Re: The semantics of the disambiguation constructs from Bethan Tovey-Walsh on 2026-03-02 (public-ixml@w3.org from March 2026)

From: Bethan Tovey-Walsh <bytheway@linguacelta.com>
Date: Mon, 2 Mar 2026 16:09:13 +0000
To: John Lumley <john@saxonica.com>
Cc: ixml <public-ixml@w3.org>
Message-Id: <BFE7896D-FC2E-47BA-8FF2-1292CC3A94C4@linguacelta.com>

John,

I'd like to make sure I understand exactly how you envisage this working, if that's okay?

Let's take this grammar fragment:

 A: ["a"-"z"]*.
 B: "cat" ; "bat" ; "rat".
 C: A ¬ B.

I think I understand your view of the semantics to be this:

 C is an A, unless the entirety of C also matches B, in which case it is a B

So if we had the input "caterpillar", we'd get:

 <C>
     <A>caterpillar</A>
 </C>

and if we had "cat", we'd get:

 <C>
     <B>cat</B>
 </C>

and if we had "", we'd get:

 <C>
     <A/>
 </C>

So, in the rule

 C: A ¬ B.

we have something rather like

 C: A | B.

in that C, if it matches, can be either an A or a B. The ¬ operator is simply a way to indicate that it cannot be *both* A and B.

Is that correct?

BTW
___________________________________________________ 
Dr. Bethan Tovey-Walsh 

linguacelta.com

Golygydd | Editor geirfan.cymru

Croeso i chi ysgrifennu ataf yn y Gymraeg.

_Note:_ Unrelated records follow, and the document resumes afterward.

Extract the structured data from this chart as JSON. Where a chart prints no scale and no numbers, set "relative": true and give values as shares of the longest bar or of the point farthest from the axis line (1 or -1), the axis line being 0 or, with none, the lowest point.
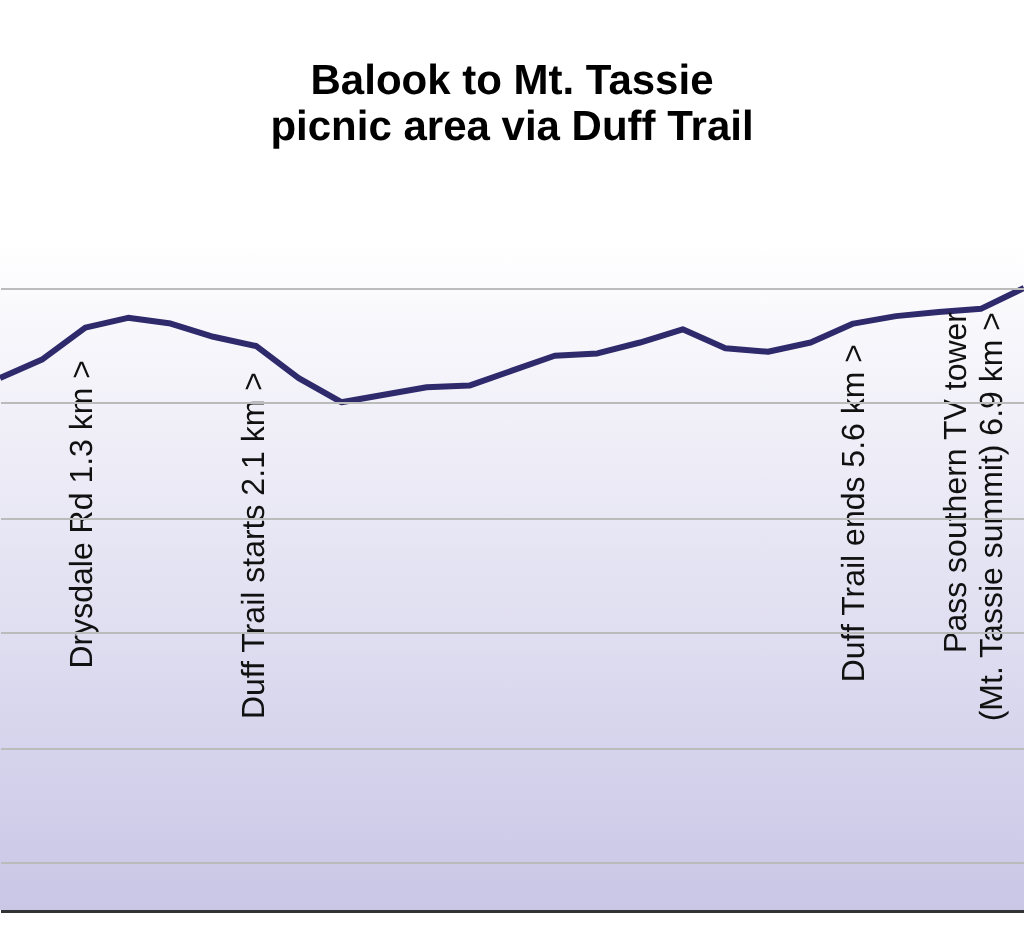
{
  "chart_data": {
    "type": "line",
    "title": "Balook to Mt. Tassie picnic area via Duff Trail",
    "relative": true,
    "grid": "y",
    "marker": "none",
    "line_style": "solid",
    "categories": [
      null,
      null,
      null,
      null,
      null,
      null,
      null,
      null,
      null,
      null,
      null,
      null,
      null,
      null,
      null,
      null,
      null,
      null,
      null,
      null,
      null,
      null,
      null,
      null,
      null
    ],
    "series": [
      {
        "color": "#2e2a6b",
        "values": [
          0.843,
          0.876,
          0.931,
          0.948,
          0.938,
          0.915,
          0.899,
          0.843,
          0.801,
          0.814,
          0.827,
          0.83,
          0.856,
          0.882,
          0.886,
          0.905,
          0.928,
          0.895,
          0.889,
          0.905,
          0.938,
          0.951,
          0.958,
          0.964,
          1.0
        ]
      }
    ],
    "annotations": [
      "Drysdale Rd 1.3 km >",
      "Duff Trail starts 2.1 km >",
      "Duff Trail ends 5.6 km >",
      "Pass southern TV tower\n(Mt. Tassie summit) 6.9 km >"
    ]
  }
}
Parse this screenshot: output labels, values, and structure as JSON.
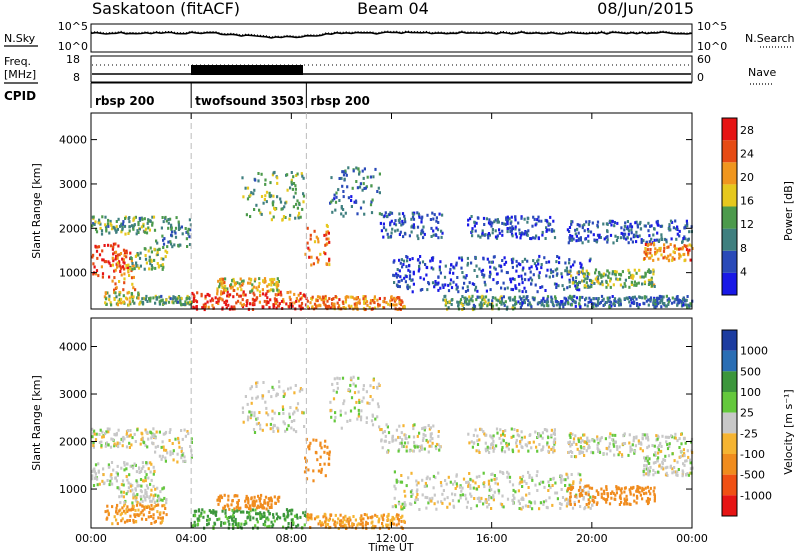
{
  "header": {
    "station": "Saskatoon (fitACF)",
    "beam": "Beam 04",
    "date": "08/Jun/2015"
  },
  "noise_panel": {
    "left_label": "N.Sky",
    "right_label": "N.Search",
    "left_ticks": [
      "10^5",
      "10^0"
    ],
    "right_ticks": [
      "10^5",
      "10^0"
    ]
  },
  "freq_panel": {
    "left_label_line1": "Freq.",
    "left_label_line2": "[MHz]",
    "left_ticks": [
      "18",
      "8"
    ],
    "right_ticks": [
      "60",
      "0"
    ],
    "right_label": "Nave"
  },
  "cpid_panel": {
    "label": "CPID",
    "segments": [
      {
        "name": "rbsp 200",
        "start_h": 0,
        "end_h": 4.0
      },
      {
        "name": "twofsound 3503",
        "start_h": 4.0,
        "end_h": 8.6
      },
      {
        "name": "rbsp 200",
        "start_h": 8.6,
        "end_h": 24
      }
    ]
  },
  "colors": {
    "power_scale": [
      "#1919e6",
      "#2a4ab8",
      "#3f7f7f",
      "#4c9a4c",
      "#e6c81e",
      "#f0961e",
      "#e64b14",
      "#e61414"
    ],
    "velocity_scale": [
      "#e61414",
      "#f05014",
      "#f08c1e",
      "#f5b432",
      "#c8c8c8",
      "#64c83c",
      "#3c963c",
      "#2a6eb4",
      "#1c3ca0"
    ],
    "gap": "#ffffff"
  },
  "chart_data": [
    {
      "type": "heatmap",
      "panel": "power",
      "ylabel": "Slant Range [km]",
      "xlabel": "",
      "xlim": [
        0,
        24
      ],
      "ylim": [
        180,
        4600
      ],
      "yticks": [
        "1000",
        "2000",
        "3000",
        "4000"
      ],
      "xticks": [
        "00:00",
        "04:00",
        "08:00",
        "12:00",
        "16:00",
        "20:00",
        "00:00"
      ],
      "colorbar": {
        "label": "Power [dB]",
        "ticks": [
          "4",
          "8",
          "12",
          "16",
          "20",
          "24",
          "28"
        ],
        "range": [
          0,
          30
        ]
      },
      "regions": [
        {
          "t": [
            0.0,
            1.6
          ],
          "r": [
            900,
            1700
          ],
          "v": 26
        },
        {
          "t": [
            0.8,
            1.8
          ],
          "r": [
            600,
            1500
          ],
          "v": 22
        },
        {
          "t": [
            0.0,
            2.5
          ],
          "r": [
            1900,
            2300
          ],
          "v": 12
        },
        {
          "t": [
            1.5,
            3.0
          ],
          "r": [
            1100,
            1600
          ],
          "v": 14
        },
        {
          "t": [
            2.5,
            4.0
          ],
          "r": [
            1600,
            2300
          ],
          "v": 10
        },
        {
          "t": [
            0.5,
            2.0
          ],
          "r": [
            300,
            600
          ],
          "v": 16
        },
        {
          "t": [
            2.0,
            4.0
          ],
          "r": [
            300,
            500
          ],
          "v": 12
        },
        {
          "t": [
            4.0,
            8.6
          ],
          "r": [
            200,
            600
          ],
          "v": 26
        },
        {
          "t": [
            5.0,
            7.5
          ],
          "r": [
            600,
            900
          ],
          "v": 18
        },
        {
          "t": [
            6.0,
            8.5
          ],
          "r": [
            2200,
            3300
          ],
          "v": 12
        },
        {
          "t": [
            8.5,
            9.5
          ],
          "r": [
            1200,
            2100
          ],
          "v": 22
        },
        {
          "t": [
            8.6,
            12.5
          ],
          "r": [
            200,
            500
          ],
          "v": 22
        },
        {
          "t": [
            9.5,
            11.5
          ],
          "r": [
            2300,
            3400
          ],
          "v": 8
        },
        {
          "t": [
            11.5,
            14.0
          ],
          "r": [
            1800,
            2400
          ],
          "v": 6
        },
        {
          "t": [
            12.0,
            20.0
          ],
          "r": [
            600,
            1400
          ],
          "v": 5
        },
        {
          "t": [
            14.0,
            17.0
          ],
          "r": [
            200,
            500
          ],
          "v": 12
        },
        {
          "t": [
            15.0,
            18.5
          ],
          "r": [
            1800,
            2300
          ],
          "v": 6
        },
        {
          "t": [
            19.0,
            22.5
          ],
          "r": [
            700,
            1100
          ],
          "v": 14
        },
        {
          "t": [
            19.0,
            24.0
          ],
          "r": [
            1700,
            2200
          ],
          "v": 6
        },
        {
          "t": [
            22.0,
            24.0
          ],
          "r": [
            1300,
            1700
          ],
          "v": 22
        },
        {
          "t": [
            17.0,
            24.0
          ],
          "r": [
            250,
            500
          ],
          "v": 8
        }
      ]
    },
    {
      "type": "heatmap",
      "panel": "velocity",
      "ylabel": "Slant Range [km]",
      "xlabel": "Time UT",
      "xlim": [
        0,
        24
      ],
      "ylim": [
        180,
        4600
      ],
      "yticks": [
        "1000",
        "2000",
        "3000",
        "4000"
      ],
      "xticks": [
        "00:00",
        "04:00",
        "08:00",
        "12:00",
        "16:00",
        "20:00",
        "00:00"
      ],
      "colorbar": {
        "label": "Velocity [m s⁻¹]",
        "ticks": [
          "1000",
          "500",
          "100",
          "25",
          "-25",
          "-100",
          "-500",
          "-1000"
        ]
      },
      "regions": [
        {
          "t": [
            0.0,
            2.5
          ],
          "r": [
            1100,
            1600
          ],
          "v": 0
        },
        {
          "t": [
            1.0,
            3.0
          ],
          "r": [
            700,
            1100
          ],
          "v": 0
        },
        {
          "t": [
            0.0,
            2.5
          ],
          "r": [
            1900,
            2300
          ],
          "v": 0
        },
        {
          "t": [
            2.5,
            4.0
          ],
          "r": [
            1600,
            2300
          ],
          "v": 0
        },
        {
          "t": [
            0.5,
            3.0
          ],
          "r": [
            300,
            700
          ],
          "v": -120
        },
        {
          "t": [
            4.0,
            8.6
          ],
          "r": [
            200,
            600
          ],
          "v": 120
        },
        {
          "t": [
            5.0,
            7.5
          ],
          "r": [
            600,
            900
          ],
          "v": -150
        },
        {
          "t": [
            6.0,
            8.5
          ],
          "r": [
            2200,
            3300
          ],
          "v": 0
        },
        {
          "t": [
            8.5,
            9.5
          ],
          "r": [
            1200,
            2100
          ],
          "v": -200
        },
        {
          "t": [
            8.6,
            12.5
          ],
          "r": [
            200,
            500
          ],
          "v": -100
        },
        {
          "t": [
            9.5,
            11.5
          ],
          "r": [
            2300,
            3400
          ],
          "v": 0
        },
        {
          "t": [
            11.5,
            14.0
          ],
          "r": [
            1800,
            2400
          ],
          "v": 0
        },
        {
          "t": [
            12.0,
            20.0
          ],
          "r": [
            600,
            1400
          ],
          "v": 0
        },
        {
          "t": [
            15.0,
            18.5
          ],
          "r": [
            1800,
            2300
          ],
          "v": 0
        },
        {
          "t": [
            19.0,
            22.5
          ],
          "r": [
            700,
            1100
          ],
          "v": -200
        },
        {
          "t": [
            19.0,
            24.0
          ],
          "r": [
            1700,
            2200
          ],
          "v": 0
        },
        {
          "t": [
            22.0,
            24.0
          ],
          "r": [
            1300,
            1700
          ],
          "v": 0
        }
      ]
    }
  ]
}
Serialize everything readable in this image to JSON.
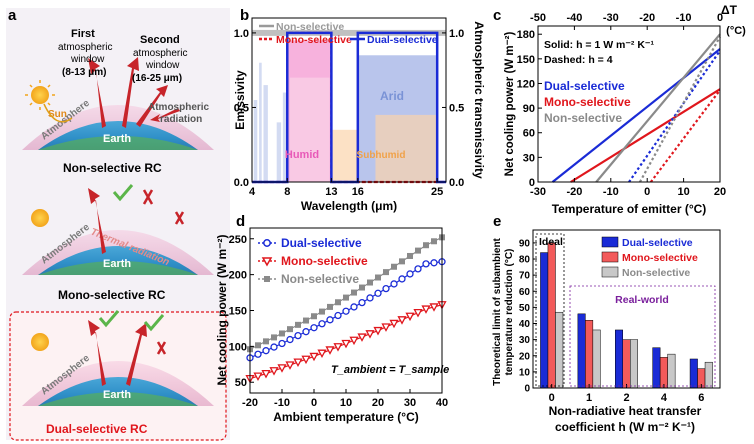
{
  "panel_a": {
    "label": "a",
    "first_window": {
      "l1": "First",
      "l2": "atmospheric",
      "l3": "window",
      "l4": "(8-13 μm)"
    },
    "second_window": {
      "l1": "Second",
      "l2": "atmospheric",
      "l3": "window",
      "l4": "(16-25 μm)"
    },
    "atm_radiation": {
      "l1": "Atmospheric",
      "l2": "radiation"
    },
    "sun": "Sun",
    "atmosphere": "Atmosphere",
    "earth": "Earth",
    "thermal_radiation": "Thermal radiation",
    "cap1": "Non-selective RC",
    "cap2": "Mono-selective RC",
    "cap3": "Dual-selective RC",
    "colors": {
      "dual_box": "#e0161c",
      "cap3": "#e0161c"
    }
  },
  "panel_b": {
    "label": "b",
    "ylabel_left": "Emissivity",
    "ylabel_right": "Atmospheric transmissivity",
    "xlabel": "Wavelength (μm)",
    "xticks": [
      "4",
      "8",
      "13",
      "16",
      "25"
    ],
    "yticks": [
      "0.0",
      "0.5",
      "1.0"
    ],
    "yticks_right": [
      "0.0",
      "0.5",
      "1.0"
    ],
    "legend": {
      "non": "Non-selective",
      "mono": "Mono-selective",
      "dual": "Dual-selective"
    },
    "regions": {
      "humid": "Humid",
      "subhumid": "Subhumid",
      "arid": "Arid"
    }
  },
  "panel_c": {
    "label": "c",
    "delta_t": "ΔT",
    "delta_unit": "(°C)",
    "top_ticks": [
      "-50",
      "-40",
      "-30",
      "-20",
      "-10",
      "0"
    ],
    "yticks": [
      "0",
      "30",
      "60",
      "90",
      "120",
      "150",
      "180"
    ],
    "xticks": [
      "-30",
      "-20",
      "-10",
      "0",
      "10",
      "20"
    ],
    "ylabel": "Net cooling power (W m⁻²)",
    "xlabel": "Temperature of emitter (°C)",
    "solid_note": "Solid: h = 1 W m⁻² K⁻¹",
    "dashed_note": "Dashed: h = 4",
    "legend": {
      "dual": "Dual-selective",
      "mono": "Mono-selective",
      "non": "Non-selective"
    }
  },
  "panel_d": {
    "label": "d",
    "yticks": [
      "50",
      "100",
      "150",
      "200",
      "250"
    ],
    "xticks": [
      "-20",
      "-10",
      "0",
      "10",
      "20",
      "30",
      "40"
    ],
    "ylabel": "Net cooling power (W m⁻²)",
    "xlabel": "Ambient temperature (°C)",
    "note": "T_ambient = T_sample",
    "legend": {
      "dual": "Dual-selective",
      "mono": "Mono-selective",
      "non": "Non-selective"
    }
  },
  "panel_e": {
    "label": "e",
    "ylabel_l1": "Theoretical limit of subambient",
    "ylabel_l2": "temperature reduction (°C)",
    "xlabel_l1": "Non-radiative heat transfer",
    "xlabel_l2": "coefficient h (W m⁻² K⁻¹)",
    "yticks": [
      "0",
      "10",
      "20",
      "30",
      "40",
      "50",
      "60",
      "70",
      "80",
      "90"
    ],
    "ideal": "Ideal",
    "real_world": "Real-world",
    "legend": {
      "dual": "Dual-selective",
      "mono": "Mono-selective",
      "non": "Non-selective"
    }
  },
  "colors": {
    "blue": "#1a2bd6",
    "red": "#e0161c",
    "gray": "#8a8a8a",
    "purple": "#7a1f9c",
    "pink": "#e85ab8",
    "orange": "#f0a24a"
  },
  "chart_data": [
    {
      "type": "area",
      "panel": "b",
      "title": "",
      "xlabel": "Wavelength (μm)",
      "ylabel": "Emissivity",
      "xlim": [
        4,
        26
      ],
      "ylim": [
        0,
        1.1
      ],
      "series": [
        {
          "name": "Non-selective",
          "x": [
            4,
            26
          ],
          "values": [
            1.0,
            1.0
          ]
        },
        {
          "name": "Mono-selective",
          "x": [
            4,
            8,
            8,
            13,
            13,
            26
          ],
          "values": [
            0,
            0,
            1,
            1,
            0,
            0
          ]
        },
        {
          "name": "Dual-selective",
          "x": [
            4,
            8,
            8,
            13,
            13,
            16,
            16,
            25,
            25,
            26
          ],
          "values": [
            0,
            0,
            1,
            1,
            0,
            0,
            1,
            1,
            0,
            0
          ]
        }
      ]
    },
    {
      "type": "line",
      "panel": "c",
      "title": "",
      "xlabel": "Temperature of emitter (°C)",
      "ylabel": "Net cooling power (W m⁻²)",
      "xlim": [
        -30,
        20
      ],
      "ylim": [
        0,
        190
      ],
      "top_axis": {
        "label": "ΔT (°C)",
        "range": [
          -50,
          0
        ]
      },
      "series": [
        {
          "name": "Dual-selective h=1",
          "x": [
            -26,
            20
          ],
          "values": [
            0,
            162
          ]
        },
        {
          "name": "Mono-selective h=1",
          "x": [
            -21,
            20
          ],
          "values": [
            0,
            113
          ]
        },
        {
          "name": "Non-selective h=1",
          "x": [
            -14,
            20
          ],
          "values": [
            0,
            180
          ]
        },
        {
          "name": "Dual-selective h=4",
          "x": [
            -5,
            20
          ],
          "values": [
            0,
            160
          ]
        },
        {
          "name": "Mono-selective h=4",
          "x": [
            1,
            20
          ],
          "values": [
            0,
            112
          ]
        },
        {
          "name": "Non-selective h=4",
          "x": [
            -2,
            20
          ],
          "values": [
            0,
            177
          ]
        }
      ]
    },
    {
      "type": "line",
      "panel": "d",
      "title": "",
      "xlabel": "Ambient temperature (°C)",
      "ylabel": "Net cooling power (W m⁻²)",
      "xlim": [
        -20,
        40
      ],
      "ylim": [
        35,
        265
      ],
      "x": [
        -20,
        -15,
        -10,
        -5,
        0,
        5,
        10,
        15,
        20,
        25,
        30,
        35,
        40
      ],
      "series": [
        {
          "name": "Dual-selective",
          "values": [
            84,
            94,
            104,
            115,
            126,
            137,
            149,
            161,
            174,
            187,
            201,
            215,
            218
          ]
        },
        {
          "name": "Mono-selective",
          "values": [
            55,
            62,
            70,
            78,
            86,
            95,
            104,
            113,
            122,
            132,
            142,
            152,
            158
          ]
        },
        {
          "name": "Non-selective",
          "values": [
            96,
            107,
            118,
            130,
            142,
            155,
            168,
            182,
            196,
            211,
            226,
            241,
            252
          ]
        }
      ]
    },
    {
      "type": "bar",
      "panel": "e",
      "title": "",
      "xlabel": "Non-radiative heat transfer coefficient h (W m⁻² K⁻¹)",
      "ylabel": "Theoretical limit of subambient temperature reduction (°C)",
      "categories": [
        "0",
        "1",
        "2",
        "4",
        "6"
      ],
      "ylim": [
        0,
        98
      ],
      "series": [
        {
          "name": "Dual-selective",
          "values": [
            84,
            46,
            36,
            25,
            18
          ]
        },
        {
          "name": "Mono-selective",
          "values": [
            90,
            42,
            30,
            19,
            12
          ]
        },
        {
          "name": "Non-selective",
          "values": [
            47,
            36,
            30,
            21,
            16
          ]
        }
      ]
    }
  ]
}
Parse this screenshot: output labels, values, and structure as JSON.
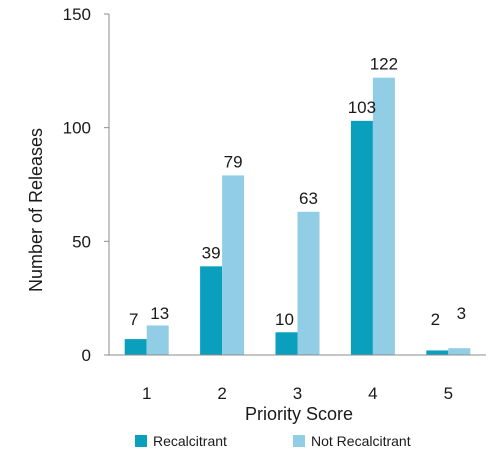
{
  "chart_data": {
    "type": "bar",
    "categories": [
      "1",
      "2",
      "3",
      "4",
      "5"
    ],
    "series": [
      {
        "name": "Recalcitrant",
        "values": [
          7,
          39,
          10,
          103,
          2
        ],
        "color": "#0aa0bd"
      },
      {
        "name": "Not Recalcitrant",
        "values": [
          13,
          79,
          63,
          122,
          3
        ],
        "color": "#92cde6"
      }
    ],
    "data_labels": [
      [
        "7",
        "39",
        "10",
        "103",
        "2"
      ],
      [
        "13",
        "79",
        "63",
        "122",
        "3"
      ]
    ],
    "xlabel": "Priority Score",
    "ylabel": "Number of Releases",
    "ylim": [
      0,
      150
    ],
    "yticks": [
      "0",
      "50",
      "100",
      "150"
    ],
    "grid": false,
    "legend_position": "bottom"
  }
}
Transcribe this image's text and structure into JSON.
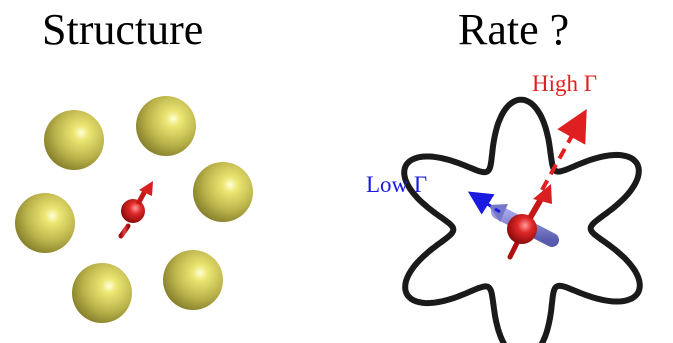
{
  "panels": {
    "left": {
      "title": "Structure"
    },
    "right": {
      "title": "Rate ?",
      "high_label": "High Γ",
      "low_label": "Low Γ"
    }
  },
  "colors": {
    "sphere": "#c9c25a",
    "atom": "#c41818",
    "high": "#e02020",
    "low": "#1a1ae0",
    "outline": "#1a1a1a"
  }
}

> On 2 Mar 2026, at 15:26, John Lumley <john@saxonica.com> wrote:
> 
> In response to my action:
> 2026-02-03-a: JWL to study SP’s subtraction operator proposal
> On 02/02/2026 17:35, Steven Pemberton wrote:
>> My question, what are the proposed semantics of A!B (or A - B if you like)? For instance, is there are a requirement that A and B span the same character positions? Does B have to be a subset of A, or is the exclusion of the intersection of the two implied?
> 
> The 'subtraction' operator I implemented (A¬B)  was perhaps more restricted and designed to solve a specific problem in 'reserved keywords' in the XPath grammars.
> It was defined to match a term A (that could be any tree of productions) unless B (which could also be any tree of productions) matched across the same input character range, e.g.
> FunctionCall: FunctionName, -"("...
> FunctionName: NCName ¬ ReservedNames.
> ReservedNames: "item";"type";"element"...
> In effect is was subtracting the second set from the first set of potential matches. Unless B was a subset of A (or A and B have a potentially overlapping intersection), it reduces to just the first term. As such it does require some mechanism to look down both paths, which I implemented in my Earley parser by some cross-linking between two paths being explored simultaneously (as if they were alternatives) and failing the first match (assuming it succeeds) if the second succeeds at the same end position. So in the example above:
> elem() & elementary()
> would succeed, but
> element()
> would fail.
> I agree that this is not as powerful as the proposed negation/lookahead failure being considered, but it is a very common use case. 
> -- 
> John Lumley MA PhD CEng FIEE
> john@saxonica.com

Received on Monday, 2 March 2026 16:09:32 UTC